Dans les studios parisiens d'Africa n° 1, début 2011. © Vincent Fournier, pour J.A.

La radio Africa n° 1 n'est plus diffusée sur le continent. En cause : l'actionnaire majoritaire LJBC, qui ne peut plus honorer ses engagements en raison de la crise libyenne. Explications.

Depuis deux semaines, Africa no 1 a cessé d’émettre sur le continent. Son signal a été une nouvelle fois suspendu par l’opérateur satellite Eutelsat, auquel la radio internationale gabonaise doit environ 200 millions de F CFA (environ 300 000 euros) de factures et de pénalités. La station continue cependant à être diffusée en Île-de-France.

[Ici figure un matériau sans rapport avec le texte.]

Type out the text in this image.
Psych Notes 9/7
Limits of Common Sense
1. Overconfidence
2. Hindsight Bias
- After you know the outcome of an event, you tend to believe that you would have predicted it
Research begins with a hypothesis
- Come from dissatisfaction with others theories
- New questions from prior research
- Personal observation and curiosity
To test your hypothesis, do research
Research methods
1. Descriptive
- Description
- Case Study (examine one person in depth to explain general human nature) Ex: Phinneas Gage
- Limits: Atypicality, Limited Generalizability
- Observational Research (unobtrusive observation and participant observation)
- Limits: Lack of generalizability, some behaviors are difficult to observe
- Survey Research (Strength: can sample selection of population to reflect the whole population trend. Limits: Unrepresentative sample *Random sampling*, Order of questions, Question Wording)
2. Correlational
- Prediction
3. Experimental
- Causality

Africa n° 1 a été créée en 1981 par l’État gabonais, avec la participation d’un holding français, Sofirad, et d’investisseurs privés. Depuis 2006, elle est entrée dans une phase de re­structuration marquée par l’arrivée de la Libyan Jamahiriya Broadcasting Corporation (LJBC), désormais actionnaire principal à hauteur de 52 %, alors que le Gabon détient 35 % des parts, le reste revenant à des privés.

Le 4 mai, le conseil d’administration de l’entreprise s’est réuni à Libreville. Selon le compte rendu qui a été fait au personnel, LJBC, organisme dépendant du gouvernement libyen, n’est plus en mesure d’honorer ses engagements. Raison invoquée : la guerre en Libye rend toute transaction financière avec l’extérieur impossible. L’État gabonais a promis de payer son dû à Eutelsat, afin que « les émissions reprennent dans les prochains jours », confie un cadre de la radio.